Poco a poco, quizá por su desordenada vida, empeño simultáneo y porfiado con personas de un sexo distinto, falta de sueño y abuso del alcohol, su santidad incentiva y enérgica descaeció. Apuraba aún su pócima amarga, pero el Señor, Misericordioso Curador de nuestras congojas, me inspiró el afán de probar nuevos y portentosos medicamentos al servicio de mi vicaría apostólica.

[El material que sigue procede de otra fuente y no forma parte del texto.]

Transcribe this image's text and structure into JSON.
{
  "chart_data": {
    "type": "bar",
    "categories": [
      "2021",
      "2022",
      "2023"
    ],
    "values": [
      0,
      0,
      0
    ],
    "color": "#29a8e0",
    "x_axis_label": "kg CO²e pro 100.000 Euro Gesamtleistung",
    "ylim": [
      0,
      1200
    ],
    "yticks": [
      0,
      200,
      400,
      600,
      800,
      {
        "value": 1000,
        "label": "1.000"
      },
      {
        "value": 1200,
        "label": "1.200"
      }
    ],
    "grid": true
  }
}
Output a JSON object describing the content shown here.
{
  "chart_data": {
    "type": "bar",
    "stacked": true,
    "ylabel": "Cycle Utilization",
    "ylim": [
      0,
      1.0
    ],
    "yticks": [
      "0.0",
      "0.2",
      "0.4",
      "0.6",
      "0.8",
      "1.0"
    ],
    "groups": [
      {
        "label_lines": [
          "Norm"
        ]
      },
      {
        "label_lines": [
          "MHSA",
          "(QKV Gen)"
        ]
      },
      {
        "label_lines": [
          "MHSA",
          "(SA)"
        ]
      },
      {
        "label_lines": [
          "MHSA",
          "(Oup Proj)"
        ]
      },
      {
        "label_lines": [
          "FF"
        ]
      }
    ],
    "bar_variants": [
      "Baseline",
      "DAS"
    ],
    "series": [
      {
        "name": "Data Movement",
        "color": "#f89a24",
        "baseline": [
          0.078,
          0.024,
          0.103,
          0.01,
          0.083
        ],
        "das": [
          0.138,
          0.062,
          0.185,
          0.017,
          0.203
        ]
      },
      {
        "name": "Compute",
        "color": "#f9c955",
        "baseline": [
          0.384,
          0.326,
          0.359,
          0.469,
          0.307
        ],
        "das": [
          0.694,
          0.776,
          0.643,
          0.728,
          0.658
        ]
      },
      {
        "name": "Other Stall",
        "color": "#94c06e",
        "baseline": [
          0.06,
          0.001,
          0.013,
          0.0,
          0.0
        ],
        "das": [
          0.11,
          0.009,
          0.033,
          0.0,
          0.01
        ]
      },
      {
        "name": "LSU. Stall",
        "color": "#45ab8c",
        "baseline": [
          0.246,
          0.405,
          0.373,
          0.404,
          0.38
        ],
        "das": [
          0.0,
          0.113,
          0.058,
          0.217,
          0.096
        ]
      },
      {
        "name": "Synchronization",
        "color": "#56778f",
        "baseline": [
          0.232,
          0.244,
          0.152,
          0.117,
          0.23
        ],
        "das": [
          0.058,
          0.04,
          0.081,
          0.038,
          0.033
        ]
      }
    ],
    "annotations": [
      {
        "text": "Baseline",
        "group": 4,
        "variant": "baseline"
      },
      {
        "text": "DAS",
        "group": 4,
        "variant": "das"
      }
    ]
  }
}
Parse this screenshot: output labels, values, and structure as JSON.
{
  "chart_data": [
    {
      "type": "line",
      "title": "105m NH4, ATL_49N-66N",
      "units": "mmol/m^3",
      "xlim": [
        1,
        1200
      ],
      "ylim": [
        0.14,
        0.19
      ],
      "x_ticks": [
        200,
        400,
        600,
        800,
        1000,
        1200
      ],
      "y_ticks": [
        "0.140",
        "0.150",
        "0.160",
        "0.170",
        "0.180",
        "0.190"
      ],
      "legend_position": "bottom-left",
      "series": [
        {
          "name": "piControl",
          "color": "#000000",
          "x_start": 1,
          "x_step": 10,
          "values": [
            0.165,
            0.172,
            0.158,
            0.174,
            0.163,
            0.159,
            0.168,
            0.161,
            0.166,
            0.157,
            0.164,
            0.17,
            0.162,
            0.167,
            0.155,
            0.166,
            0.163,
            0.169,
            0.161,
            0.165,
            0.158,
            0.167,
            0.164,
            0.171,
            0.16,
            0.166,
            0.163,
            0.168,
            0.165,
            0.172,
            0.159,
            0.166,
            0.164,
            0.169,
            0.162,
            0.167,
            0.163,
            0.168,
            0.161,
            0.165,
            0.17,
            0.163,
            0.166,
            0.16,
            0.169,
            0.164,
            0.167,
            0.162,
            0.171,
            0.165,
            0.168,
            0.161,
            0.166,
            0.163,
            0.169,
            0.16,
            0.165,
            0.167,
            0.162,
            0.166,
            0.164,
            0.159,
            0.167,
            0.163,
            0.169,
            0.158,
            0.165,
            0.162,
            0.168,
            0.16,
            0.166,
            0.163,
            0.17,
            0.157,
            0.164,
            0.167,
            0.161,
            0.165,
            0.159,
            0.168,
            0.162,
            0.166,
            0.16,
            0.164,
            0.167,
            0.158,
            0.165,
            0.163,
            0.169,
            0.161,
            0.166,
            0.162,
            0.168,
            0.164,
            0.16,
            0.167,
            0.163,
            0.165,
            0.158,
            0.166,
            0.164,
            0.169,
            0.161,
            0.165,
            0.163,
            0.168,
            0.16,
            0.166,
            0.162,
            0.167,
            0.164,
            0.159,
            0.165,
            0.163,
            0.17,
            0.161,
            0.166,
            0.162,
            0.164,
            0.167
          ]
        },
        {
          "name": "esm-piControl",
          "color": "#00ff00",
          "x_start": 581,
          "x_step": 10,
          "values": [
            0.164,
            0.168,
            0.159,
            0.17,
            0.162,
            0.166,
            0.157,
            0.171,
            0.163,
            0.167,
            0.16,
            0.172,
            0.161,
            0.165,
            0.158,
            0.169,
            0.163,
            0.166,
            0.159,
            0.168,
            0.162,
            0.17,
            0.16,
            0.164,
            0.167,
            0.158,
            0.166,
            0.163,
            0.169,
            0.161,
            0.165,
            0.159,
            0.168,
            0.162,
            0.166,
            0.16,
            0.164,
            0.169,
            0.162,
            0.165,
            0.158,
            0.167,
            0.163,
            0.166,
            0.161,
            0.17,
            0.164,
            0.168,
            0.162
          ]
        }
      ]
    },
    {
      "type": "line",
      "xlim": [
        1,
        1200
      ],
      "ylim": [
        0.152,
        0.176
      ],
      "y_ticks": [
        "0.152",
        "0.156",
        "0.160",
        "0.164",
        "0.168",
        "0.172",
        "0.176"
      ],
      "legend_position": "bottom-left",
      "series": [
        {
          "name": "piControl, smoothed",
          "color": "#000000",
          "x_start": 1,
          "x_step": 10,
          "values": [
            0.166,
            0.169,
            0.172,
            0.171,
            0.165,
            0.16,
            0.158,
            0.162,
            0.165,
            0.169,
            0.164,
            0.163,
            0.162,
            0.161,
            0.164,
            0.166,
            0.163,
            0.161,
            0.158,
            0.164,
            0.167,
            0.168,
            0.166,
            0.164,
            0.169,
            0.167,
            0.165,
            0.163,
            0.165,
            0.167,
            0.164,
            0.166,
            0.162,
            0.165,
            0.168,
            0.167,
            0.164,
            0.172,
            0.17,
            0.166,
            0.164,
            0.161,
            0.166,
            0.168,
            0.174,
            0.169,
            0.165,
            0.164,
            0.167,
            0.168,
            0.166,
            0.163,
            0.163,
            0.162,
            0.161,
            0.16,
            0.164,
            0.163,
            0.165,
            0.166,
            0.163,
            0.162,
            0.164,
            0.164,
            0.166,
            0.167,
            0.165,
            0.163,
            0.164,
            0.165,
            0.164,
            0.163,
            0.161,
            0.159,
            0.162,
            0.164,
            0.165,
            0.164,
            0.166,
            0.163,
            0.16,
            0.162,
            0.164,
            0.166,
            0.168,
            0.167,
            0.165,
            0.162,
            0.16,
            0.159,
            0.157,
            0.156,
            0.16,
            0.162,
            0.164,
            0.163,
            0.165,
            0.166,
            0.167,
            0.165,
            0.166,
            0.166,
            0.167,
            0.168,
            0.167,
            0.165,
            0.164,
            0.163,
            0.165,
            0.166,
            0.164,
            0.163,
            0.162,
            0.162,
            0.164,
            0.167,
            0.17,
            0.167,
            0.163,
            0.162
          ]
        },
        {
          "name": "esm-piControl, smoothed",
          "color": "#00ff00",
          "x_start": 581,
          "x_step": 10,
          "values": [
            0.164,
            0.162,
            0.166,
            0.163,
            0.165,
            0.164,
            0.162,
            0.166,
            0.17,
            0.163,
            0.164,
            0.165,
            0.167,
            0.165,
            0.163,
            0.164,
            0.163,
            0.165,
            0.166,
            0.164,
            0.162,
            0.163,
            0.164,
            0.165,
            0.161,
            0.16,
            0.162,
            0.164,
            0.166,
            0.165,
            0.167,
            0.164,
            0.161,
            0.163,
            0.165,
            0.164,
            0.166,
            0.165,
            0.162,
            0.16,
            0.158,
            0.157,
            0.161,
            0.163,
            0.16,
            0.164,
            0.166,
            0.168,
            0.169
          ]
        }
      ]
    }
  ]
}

En 1965, durante un año de recogimiento meditativo en una residencia de la Obra, Mohamed fue expulsado del territorio francés. Gracias a la intervención de mi abogado conseguí que revocaran la orden y autorizaran su regreso a la antigua metrópoli pero, contrariamente a sus promesas, volvió a convivir con Aicha, una de esas grandes perturbadoras de la paz de todos los santos del calendario católico. A mi vuelta a París en el verano de 1966, me consagré con celo a mis misiones de predicación y proselitismo: socorrí a numerosas almas ansiosas de plenitud y caldeo hasta su perfecto vaciado y curación. Mantenía el afecto a Mohamed mas el fulgor de su llama descaeció gradualmente como todas las cosas en nuestro bajo mundo (¡Sólo Dios es eterno!).

Cuando fui a evangelizar a Nuestra Señora de la Puebla de Los Ángeles en California, me enteré de su segunda y definitiva expulsión. De vuelta a Europa, tras una visita al fundador y guía de la Santa Obra, decidí ir a verle a su país y me recibió en la aldea, rodeado de su dulce y recatada mujer y una cáfila de hermanos e hijos con quienes sólo pude comunicarme por señas. Había retornado a los ritos y costumbres de sus antepasados, participaba con el traje tradicional en las exhibiciones ecuestres, corría la pólvora con los jinetes y acudía los viernes a los rezos de la aljama.

(Aún me reuní con él en la Ciudad Roja y en su tierra. Todos los miembros de su familia vivían del contrabando de dinares argelinos y los cambiaban en Uxda por un tercio de su valor.

Las llamadas telefónicas de cobro revertido cesaron a comienzos de los ochenta, cuando había enviudado y se quejaba de su mala salud. No he vuelto a saber de él ni sé si está vivo o muerto. ¡Ojalá el Señor lo guarde a Su vera en la Mansión de los Justos!)